Vittoria Brambilla and Sara Zenoni have launched the first Italian field trials, respectively with gene-edited rice and grapevine, both targeted by antibiotech vandals

Do you remember the activists who threw tomato puree on art masterpieces? Of course we do. News reports, collective outrage, and calls for exemplary punishment followed. To stop such actions in Italy, Law Number 6 of January 22, 2024, was passed, introducing Sanctioning provisions on the destruction, dispersion, deterioration, defacement, and illegal use of cultural or landscape heritage.” Now for another question: Do you remember the activists who tore down protective nets, uprooted plants born from Italian research, and sabotaged experiments designed to make agriculture more sustainable? Probably not — because they acted at night with their faces covered. And because both the media and politicians had little to say when these incidents happened — in June 2024 against the University of Milan and in February 2025 against the University of Verona.

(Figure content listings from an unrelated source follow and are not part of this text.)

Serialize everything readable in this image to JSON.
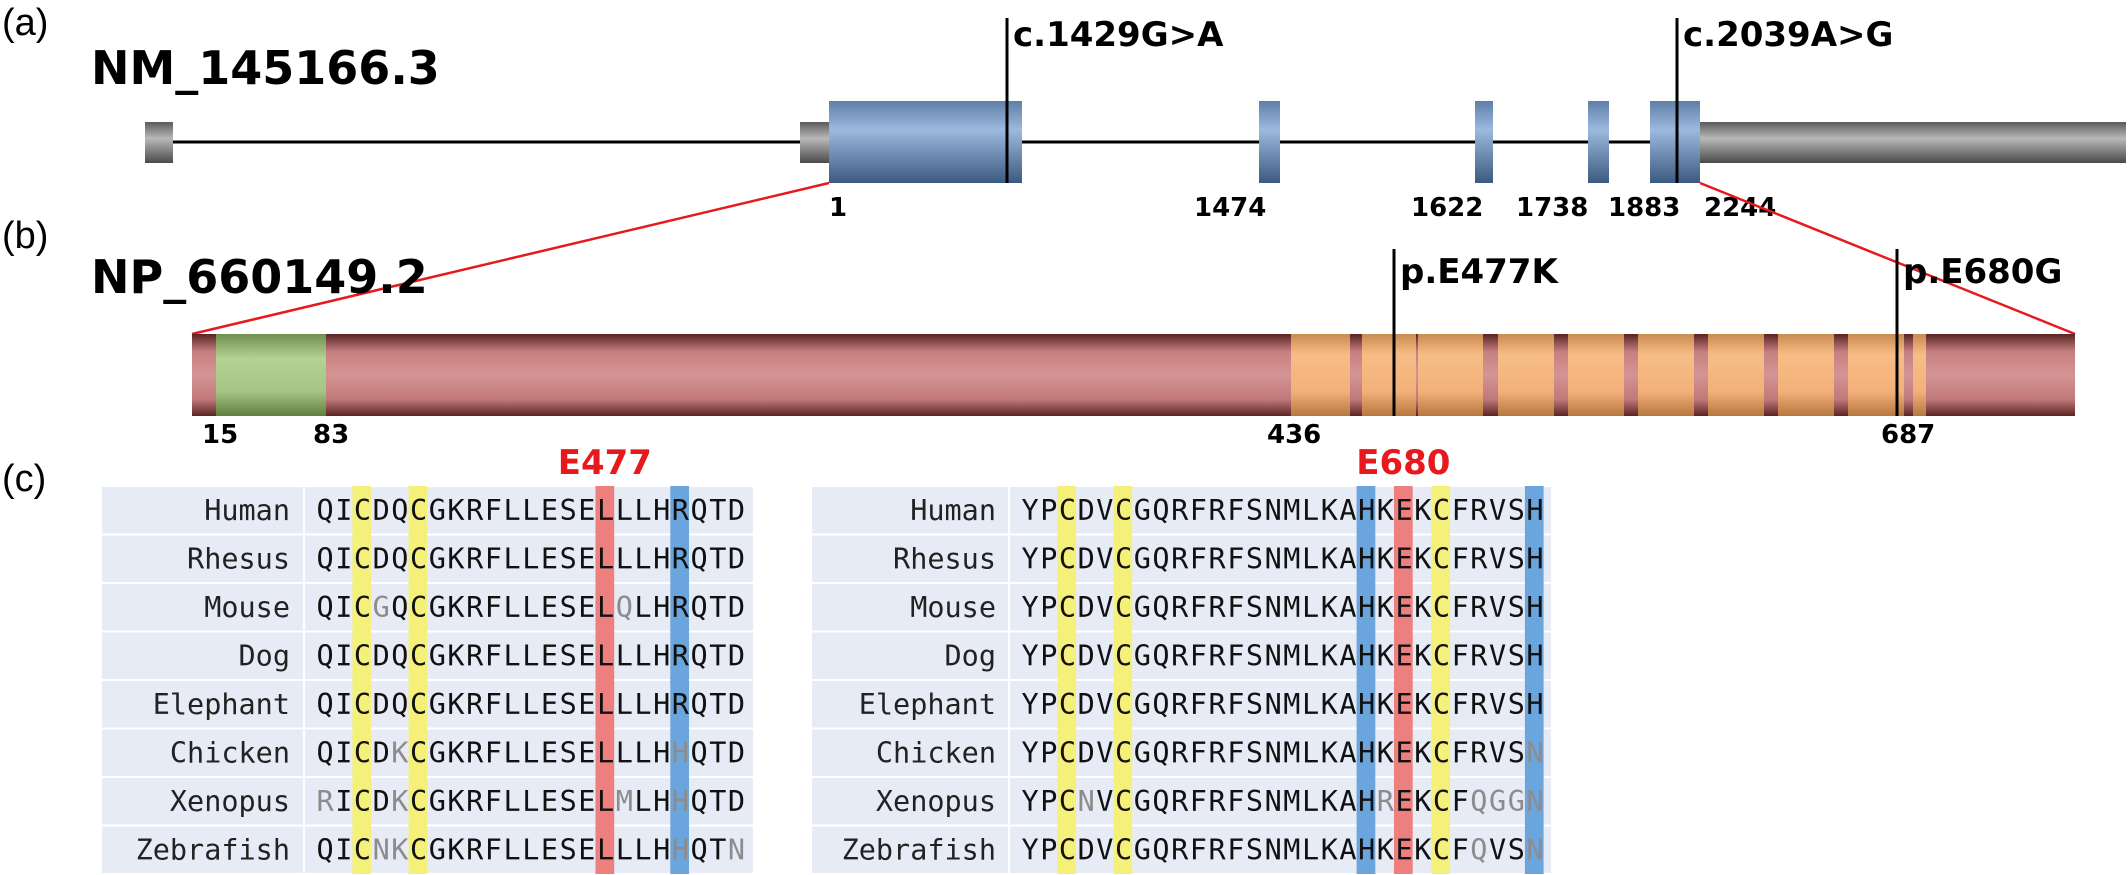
{
  "panel_labels": [
    "(a)",
    "(b)",
    "(c)"
  ],
  "transcript": {
    "accession": "NM_145166.3",
    "exon_labels": [
      "1",
      "1474",
      "1622",
      "1738",
      "1883",
      "2244"
    ],
    "variants": [
      "c.1429G>A",
      "c.2039A>G"
    ]
  },
  "protein": {
    "accession": "NP_660149.2",
    "domain_labels": [
      "15",
      "83",
      "436",
      "687"
    ],
    "variants": [
      "p.E477K",
      "p.E680G"
    ]
  },
  "alignments": [
    {
      "highlight_label": "E477",
      "rows": [
        {
          "species": "Human",
          "sequence": "QICDQCGKRFLLESELLLHRQTD"
        },
        {
          "species": "Rhesus",
          "sequence": "QICDQCGKRFLLESELLLHRQTD"
        },
        {
          "species": "Mouse",
          "sequence": "QICGQCGKRFLLESELQLHRQTD"
        },
        {
          "species": "Dog",
          "sequence": "QICDQCGKRFLLESELLLHRQTD"
        },
        {
          "species": "Elephant",
          "sequence": "QICDQCGKRFLLESELLLHRQTD"
        },
        {
          "species": "Chicken",
          "sequence": "QICDKCGKRFLLESELLLHHQTD"
        },
        {
          "species": "Xenopus",
          "sequence": "RICDKCGKRFLLESELMLHHQTD"
        },
        {
          "species": "Zebrafish",
          "sequence": "QICNKCGKRFLLESELLLHHQTN"
        }
      ],
      "variable_residues": [
        [],
        [],
        [
          3,
          16
        ],
        [],
        [],
        [
          4,
          19
        ],
        [
          0,
          4,
          16,
          19
        ],
        [
          3,
          4,
          19,
          22
        ]
      ],
      "column_highlights": [
        {
          "column": 2,
          "color": "#f4f07a"
        },
        {
          "column": 5,
          "color": "#f4f07a"
        },
        {
          "column": 15,
          "color": "#ee7f7f"
        },
        {
          "column": 19,
          "color": "#6aa6dd"
        }
      ]
    },
    {
      "highlight_label": "E680",
      "rows": [
        {
          "species": "Human",
          "sequence": "YPCDVCGQRFRFSNMLKAHKEKCFRVSH"
        },
        {
          "species": "Rhesus",
          "sequence": "YPCDVCGQRFRFSNMLKAHKEKCFRVSH"
        },
        {
          "species": "Mouse",
          "sequence": "YPCDVCGQRFRFSNMLKAHKEKCFRVSH"
        },
        {
          "species": "Dog",
          "sequence": "YPCDVCGQRFRFSNMLKAHKEKCFRVSH"
        },
        {
          "species": "Elephant",
          "sequence": "YPCDVCGQRFRFSNMLKAHKEKCFRVSH"
        },
        {
          "species": "Chicken",
          "sequence": "YPCDVCGQRFRFSNMLKAHKEKCFRVSN"
        },
        {
          "species": "Xenopus",
          "sequence": "YPCNVCGQRFRFSNMLKAHREKCFQGGN"
        },
        {
          "species": "Zebrafish",
          "sequence": "YPCDVCGQRFRFSNMLKAHKEKCFQVSN"
        }
      ],
      "variable_residues": [
        [],
        [],
        [],
        [],
        [],
        [
          27
        ],
        [
          3,
          19,
          24,
          25,
          26,
          27
        ],
        [
          24,
          27
        ]
      ],
      "column_highlights": [
        {
          "column": 2,
          "color": "#f4f07a"
        },
        {
          "column": 5,
          "color": "#f4f07a"
        },
        {
          "column": 18,
          "color": "#6aa6dd"
        },
        {
          "column": 20,
          "color": "#ee7f7f"
        },
        {
          "column": 22,
          "color": "#f4f07a"
        },
        {
          "column": 27,
          "color": "#6aa6dd"
        }
      ]
    }
  ],
  "colors": {
    "exon_blue": "#7f9fc8",
    "utr_gray": "#8a8a8a",
    "protein_body": "#c98585",
    "n_domain_green": "#a9c98a",
    "zinc_finger_orange": "#f2b27a",
    "connector_red": "#e8191c",
    "alignment_background": "#e6ebf6",
    "conserved_text": "#111111",
    "variable_text": "#8c8c8c"
  }
}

I’ve come to the conclusion that the real eco-vandals are the latter more than the former. On the one hand, we have a symbolic action — perhaps unsettling but not causing permanent damage — meant to draw attention to a real problem: climate change. On the other, we have an act of destructive aggression targeting not only harmless seedlings (Milan rice and Verona Chardonnay, both edited for fungal resistance) but also a public good and a national economic resource. They may think they are protecting the environment, but they are harming it because the uprooted plants were intended to reduce the use of fungicides. Moreover, they contained no foreign DNA, and the tiny change to their genome was entirely similar to a natural mutation.

Why shouldn’t the anti-vandals law apply to these anti-biotech saboteurs as well? Is scientific research not part of our cultural heritage? Are they not seeking to destroy it? The goal of these actions is to intimidate researchers, prevent other projects approved by the Ministry of the Environment from reaching the field, and block a key step in research — testing plant performance under controlled but realistic conditions. Ultimately, they aim to close the window opened in Italy by the alliance between scientists and major farmers’ confederations.

The resumption of experimentation after a 20-year halt had been made possible by a cross-party amendment in Parliament. The inauguration of the experimental rice field was attended by life scientist and senator Elena Cattaneo, while the launch of the small experimental vineyard received the blessing of Agriculture Minister Lollobrigida. Can we really allow a handful of vandals armed with ignorance and shears to go unchecked?